Placental Structure And Function
The human placenta is the sole interface between the mother and her developing embryo/fetus. Humans differ from most other mammals in that maternal blood comes into direct contact with fetally derived placental tissues. This organization characterizes the hemochorial placenta through which all maternal nutrients and fetal wastes must pass. The placenta is a very active organ that has specialized mechanisms to promote fetal growth and survival. These include, but are not limited to, efficient gas exchange, active transport of energy substrates, immunologic tolerance of the fetal allograft and fetal acquisition of maternal immunity.
After it enters the uterus, the human blastocyst resides within the uterine cavity for 2–3 days prior to implantation into the decidualized uterine endometrium (Chapter 16). Implantation can be divided into three distinct processes: apposition of the blastocyst to the endometrial epithelium at the site of implantation, a brief period of stable adhesion of the blastocyst to this epithelium and invasion of the developing embryo into the uterine decidua. The signals governing these processes are complex and involve active maternal and fetal participation. Apposition requires the secretion of soluble mediators by uterine epithelia and the blastocyst that include interleukins, prostaglandins and leukemia inhibiting factor (LIF). Adhesion is promoted by the expression of ligands on the surface of the developing embryo that specifically bind to receptors expressed on the uterine lining at the site of implantation. One receptor–ligand pair that has been implicated in embryo adhesion is heparin-binding epidermal growth factor and heparin sulfate proteoglycans. Also important in the adhesion process is a family of adhesion molecules expressed on uterine epithelia in a time-specific and hormone-dependent fashion: the integrins. Invasion of the blastocyst into the maternal uterine decidua requires an alteration in the expression of embryonic surface molecules, from those promoting adhesion to the endometrium to others that stimulate invasion of vascular structures. During invasion, the embryo also begins to secrete proteases that digest between the cells of the decidua and allow invasion to areas deep within the uterine lining.

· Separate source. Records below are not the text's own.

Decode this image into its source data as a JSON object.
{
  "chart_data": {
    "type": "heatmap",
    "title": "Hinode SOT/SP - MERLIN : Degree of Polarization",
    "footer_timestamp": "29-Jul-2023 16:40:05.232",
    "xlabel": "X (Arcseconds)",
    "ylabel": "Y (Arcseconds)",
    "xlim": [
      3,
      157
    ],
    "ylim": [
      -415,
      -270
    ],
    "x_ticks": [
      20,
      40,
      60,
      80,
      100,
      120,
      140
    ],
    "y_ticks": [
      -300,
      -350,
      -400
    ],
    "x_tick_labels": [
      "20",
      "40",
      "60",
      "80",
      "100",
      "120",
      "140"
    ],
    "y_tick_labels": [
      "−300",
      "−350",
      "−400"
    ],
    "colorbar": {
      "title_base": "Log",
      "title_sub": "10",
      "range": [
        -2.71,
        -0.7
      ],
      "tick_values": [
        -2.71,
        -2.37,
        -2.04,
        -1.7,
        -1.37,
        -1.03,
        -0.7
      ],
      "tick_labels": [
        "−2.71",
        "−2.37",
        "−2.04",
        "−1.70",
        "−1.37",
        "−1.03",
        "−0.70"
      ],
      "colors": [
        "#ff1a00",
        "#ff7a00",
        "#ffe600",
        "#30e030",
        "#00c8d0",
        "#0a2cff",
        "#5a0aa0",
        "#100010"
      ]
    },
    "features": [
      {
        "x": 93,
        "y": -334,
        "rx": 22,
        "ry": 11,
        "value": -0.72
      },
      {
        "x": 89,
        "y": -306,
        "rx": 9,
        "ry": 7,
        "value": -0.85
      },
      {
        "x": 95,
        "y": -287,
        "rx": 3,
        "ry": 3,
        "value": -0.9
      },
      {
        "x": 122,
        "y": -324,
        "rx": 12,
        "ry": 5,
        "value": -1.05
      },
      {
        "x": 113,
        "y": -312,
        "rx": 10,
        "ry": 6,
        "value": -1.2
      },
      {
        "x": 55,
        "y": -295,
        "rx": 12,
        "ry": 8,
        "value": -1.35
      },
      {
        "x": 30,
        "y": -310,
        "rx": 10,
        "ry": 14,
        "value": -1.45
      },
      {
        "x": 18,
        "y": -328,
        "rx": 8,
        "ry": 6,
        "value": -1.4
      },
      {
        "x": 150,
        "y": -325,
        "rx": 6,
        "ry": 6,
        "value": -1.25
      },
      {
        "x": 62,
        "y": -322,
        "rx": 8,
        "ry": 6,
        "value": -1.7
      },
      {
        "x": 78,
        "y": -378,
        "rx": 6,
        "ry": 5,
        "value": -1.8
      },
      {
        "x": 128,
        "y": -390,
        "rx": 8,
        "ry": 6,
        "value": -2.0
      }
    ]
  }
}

The blastocyst is comprised of two populations of cells (see Fig. 16.1): one will become the fetus, the other, the placenta. At the blastocyst stage, the embryo is characterized by a fluid-filled cavity (the blastocele) surrounded by a layer of trophectoderm cells. The trophectoderm will develop into the placenta. Within the trophectoderm shell is a collection of cells called the inner cell mass. All nonplacental fetal tissues will arise from the inner cell mass.
During implantation, trophectoderm cells begin to differentiate into cellular subtypes that will characterize the mature placenta. The mature placenta is comprised of a mass of tree-like placental cotyledons called villae, which are bathed in maternal blood (Fig. 17.1). Blood enters the space between the villae through low-resistance, high-flow vessels that branch from the maternal uterine spiral arteries. Fetal vessels are located within the core of each placental cotyledon. Loose connective tissue and layers of trophoblast cells surround each fetal vessel. The inner layers of the trophoblast shell around the fetal.